Assessing difficulty is oh so idiosyncratic, but I do think this is one of the more challenging caminos. And we had perfect weather, just one short hail storm, no big heat waves. Even straightforward easy stages become challenging in extreme heat, pounding rain, etc. The best way for you to get an idea of whether it would fit within your comfort range would be to compare elevation profiles from the Mozárabe with elevation profiles from days you have walked on the Francés (The Mozárabe guide has profiles for each stage, and gronze has profiles for the Francés and many others).
https://drive.google.com/file/d/117YJXBsekDSnhYwWKNR3MzQFhORECRSe/view
For me, getting up and going on the road early is a huge part of the enjoyment., and also makes the stages much more do-able. I love early morning walking and was usually on the way by 6:30, having had a coffee in my room with my coil. Those who like café breakfasts can’t do that of course. It meant that most days I was at my destination in plenty of time for a shower and then menú del día lunch, and hours in the afternoon to explore the towns.
This camino is the polar opposite of the Francés in many ways and may be a shock to your system. The Vdlp from Sevilla would be a more gentle transition. Another option would be the shorter route from Málaga, which Maggie’s blog also covers during an earlier year.

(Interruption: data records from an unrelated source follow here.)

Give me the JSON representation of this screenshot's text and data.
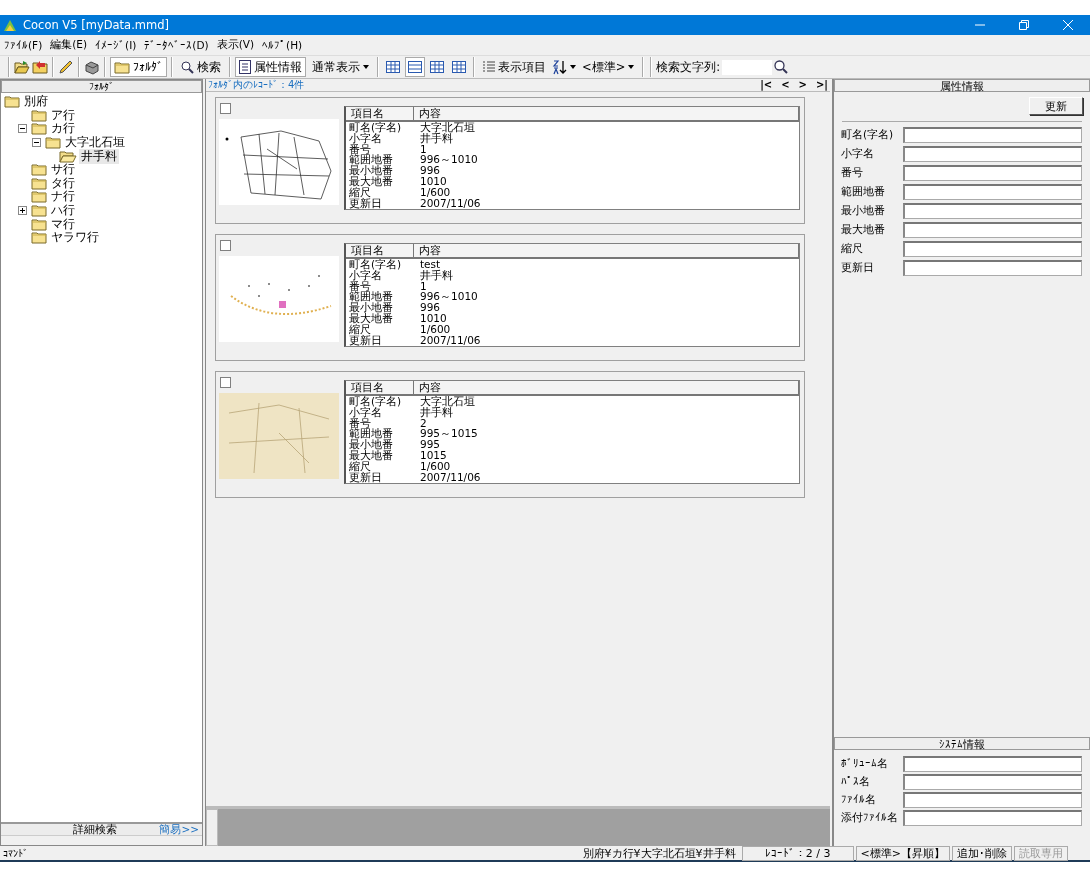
{
  "window": {
    "title": "Cocon V5 [myData.mmd]"
  },
  "menu": [
    "ﾌｧｲﾙ(F)",
    "編集(E)",
    "ｲﾒｰｼﾞ(I)",
    "ﾃﾞｰﾀﾍﾞｰｽ(D)",
    "表示(V)",
    "ﾍﾙﾌﾟ(H)"
  ],
  "toolbar": {
    "folder_button": {
      "label": "ﾌｫﾙﾀﾞ",
      "selected": true
    },
    "search_button": {
      "label": "検索",
      "selected": false
    },
    "attributes_button": {
      "label": "属性情報",
      "selected": true
    },
    "view_dropdown": {
      "label": "通常表示"
    },
    "view_modes": [
      {
        "selected": false
      },
      {
        "selected": true
      },
      {
        "selected": false
      },
      {
        "selected": false
      }
    ],
    "display_items_button": {
      "label": "表示項目"
    },
    "sort_dropdown": {
      "label": "<標準>"
    },
    "search_label": "検索文字列:"
  },
  "folder_panel": {
    "title": "ﾌｫﾙﾀﾞ",
    "tree": [
      {
        "label": "別府",
        "selected": false,
        "children": [
          {
            "label": "ア行",
            "selected": false
          },
          {
            "label": "カ行",
            "expanded": true,
            "selected": false,
            "children": [
              {
                "label": "大字北石垣",
                "expanded": true,
                "selected": false,
                "children": [
                  {
                    "label": "井手料",
                    "selected": true
                  }
                ]
              }
            ]
          },
          {
            "label": "サ行",
            "selected": false
          },
          {
            "label": "タ行",
            "selected": false
          },
          {
            "label": "ナ行",
            "selected": false
          },
          {
            "label": "ハ行",
            "expanded": false,
            "selected": false
          },
          {
            "label": "マ行",
            "selected": false
          },
          {
            "label": "ヤラワ行",
            "selected": false
          }
        ]
      }
    ],
    "search_title": "詳細検索",
    "simple_link": "簡易>>"
  },
  "records_panel": {
    "title": "ﾌｫﾙﾀﾞ内のﾚｺｰﾄﾞ：4件",
    "nav": [
      "|<",
      "<",
      ">",
      ">|"
    ],
    "records": [
      {
        "checked": false,
        "kind": "line-map",
        "columns": [
          "項目名",
          "内容"
        ],
        "rows": [
          [
            "町名(字名)",
            "大字北石垣"
          ],
          [
            "小字名",
            "井手料"
          ],
          [
            "番号",
            "1"
          ],
          [
            "範囲地番",
            "996～1010"
          ],
          [
            "最小地番",
            "996"
          ],
          [
            "最大地番",
            "1010"
          ],
          [
            "縮尺",
            "1/600"
          ],
          [
            "更新日",
            "2007/11/06"
          ]
        ]
      },
      {
        "checked": false,
        "kind": "dot-map",
        "columns": [
          "項目名",
          "内容"
        ],
        "rows": [
          [
            "町名(字名)",
            "test"
          ],
          [
            "小字名",
            "井手料"
          ],
          [
            "番号",
            "1"
          ],
          [
            "範囲地番",
            "996～1010"
          ],
          [
            "最小地番",
            "996"
          ],
          [
            "最大地番",
            "1010"
          ],
          [
            "縮尺",
            "1/600"
          ],
          [
            "更新日",
            "2007/11/06"
          ]
        ]
      },
      {
        "checked": false,
        "kind": "aged-map",
        "columns": [
          "項目名",
          "内容"
        ],
        "rows": [
          [
            "町名(字名)",
            "大字北石垣"
          ],
          [
            "小字名",
            "井手料"
          ],
          [
            "番号",
            "2"
          ],
          [
            "範囲地番",
            "995～1015"
          ],
          [
            "最小地番",
            "995"
          ],
          [
            "最大地番",
            "1015"
          ],
          [
            "縮尺",
            "1/600"
          ],
          [
            "更新日",
            "2007/11/06"
          ]
        ]
      }
    ]
  },
  "attributes_panel": {
    "title": "属性情報",
    "update_button": "更新",
    "fields": [
      {
        "label": "町名(字名)"
      },
      {
        "label": "小字名"
      },
      {
        "label": "番号"
      },
      {
        "label": "範囲地番"
      },
      {
        "label": "最小地番"
      },
      {
        "label": "最大地番"
      },
      {
        "label": "縮尺"
      },
      {
        "label": "更新日"
      }
    ]
  },
  "system_panel": {
    "title": "ｼｽﾃﾑ情報",
    "fields": [
      {
        "label": "ﾎﾞﾘｭｰﾑ名"
      },
      {
        "label": "ﾊﾟｽ名"
      },
      {
        "label": "ﾌｧｲﾙ名"
      },
      {
        "label": "添付ﾌｧｲﾙ名"
      }
    ]
  },
  "status_bar": {
    "command": "ｺﾏﾝﾄﾞ",
    "path": "別府¥カ行¥大字北石垣¥井手料",
    "record": "ﾚｺｰﾄﾞ：2 / 3",
    "sort": "<標準>【昇順】",
    "sections": [
      {
        "label": "追加･削除",
        "disabled": false
      },
      {
        "label": "読取専用",
        "disabled": true
      }
    ]
  }
}
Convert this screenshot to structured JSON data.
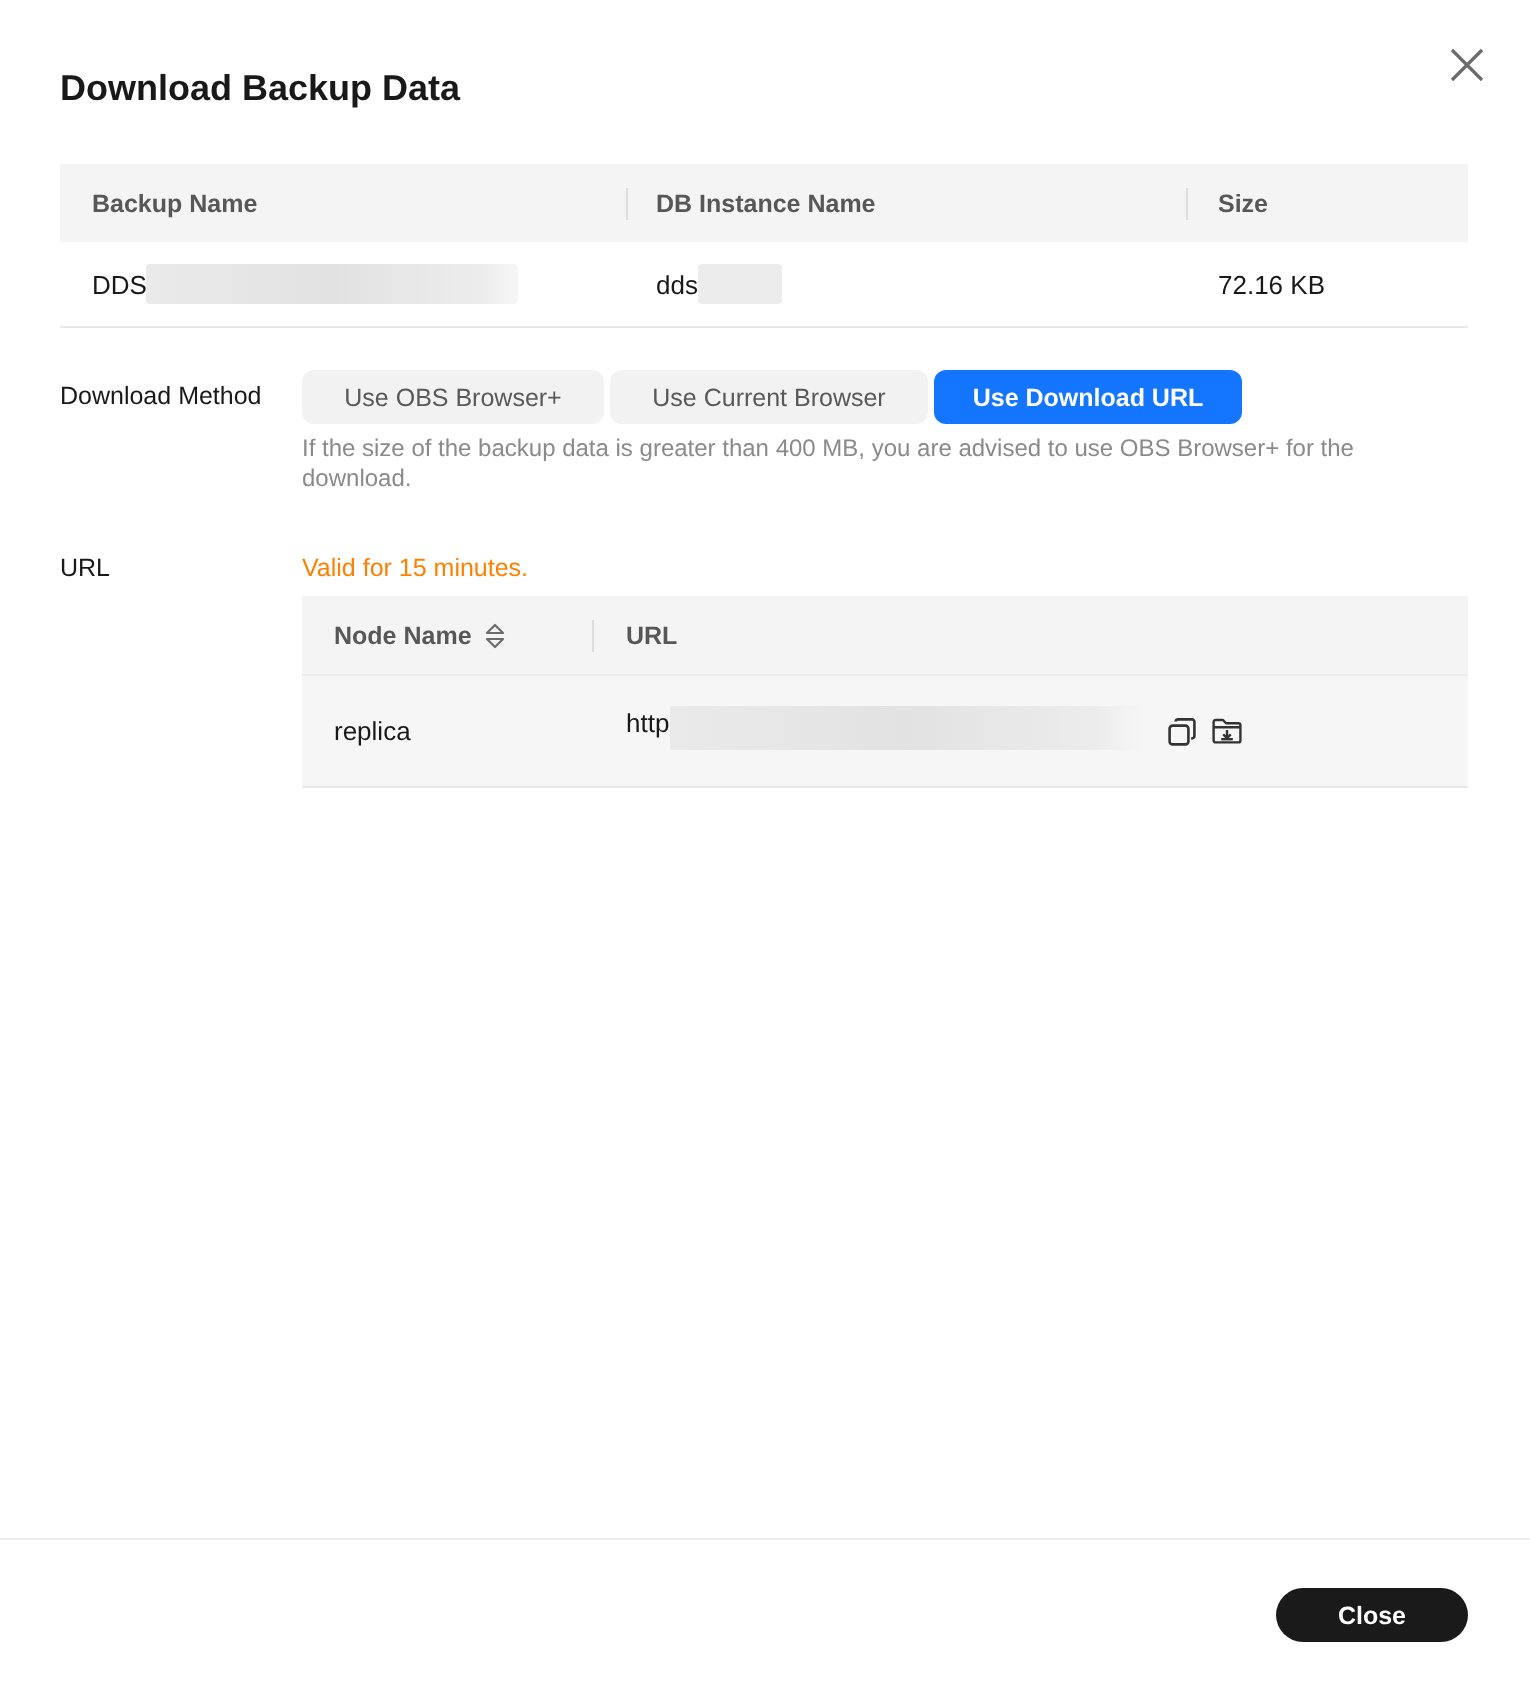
{
  "dialog": {
    "title": "Download Backup Data"
  },
  "backups_table": {
    "columns": [
      "Backup Name",
      "DB Instance Name",
      "Size"
    ],
    "rows": [
      {
        "cells": [
          {
            "text": "DDS",
            "blurred": true
          },
          {
            "text": "dds",
            "blurred": true
          },
          {
            "text": "72.16 KB",
            "blurred": false
          }
        ]
      }
    ]
  },
  "download_method": {
    "label": "Download Method",
    "options": [
      {
        "label": "Use OBS Browser+",
        "selected": false
      },
      {
        "label": "Use Current Browser",
        "selected": false
      },
      {
        "label": "Use Download URL",
        "selected": true
      }
    ],
    "hint": "If the size of the backup data is greater than 400 MB, you are advised to use OBS Browser+ for the download."
  },
  "url": {
    "label": "URL",
    "validity": "Valid for 15 minutes.",
    "table": {
      "columns": [
        {
          "label": "Node Name",
          "sortable": true
        },
        {
          "label": "URL",
          "sortable": false
        }
      ],
      "rows": [
        {
          "node_name": "replica",
          "url": {
            "text": "http",
            "blurred": true
          }
        }
      ]
    }
  },
  "footer": {
    "buttons": [
      "Close"
    ]
  }
}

If you are set on starting in the ocean, there are a couple of other options. One, which I haven’t yet walked but hope to soon, would be the Lana from Alicante. It does not have all the ups and downs of the Mozárabe, and may be even less traveled, though. But the blogs are positive and pictures are very beautiful. Another would be starting in Llanca, on the coast north of Barcelona on the Cami St. Jaume to Montserrat, then on the Catalán to the Aragonés. That is a gorgeous camino, but it would be very long to go all the way to Santiago and puts you back on the Camino Francés at Puente la Reina. What we did then was hop a train to Ponferrada and finish up on the Invierno to avoid the Francés, but transport to break things up may be a dealbreaker for you. And finally you could start at the mouth of the Ebro, up through Zaragoza, then onto the Castellano Aragonés at Gallur, and into Burgos. But again that would put you back on the Francés, and avoiding the Francés seems to be high on your wish list. Oh, and I didn’t mention the Levante. Now that is a wonderful camino, probably about 42 days or so. Starts in Valencia.
I don’t mean to complicate your life, but if you are going to take this big plunge, you probably want to explore all the options, and there are lots of other ocean starting points!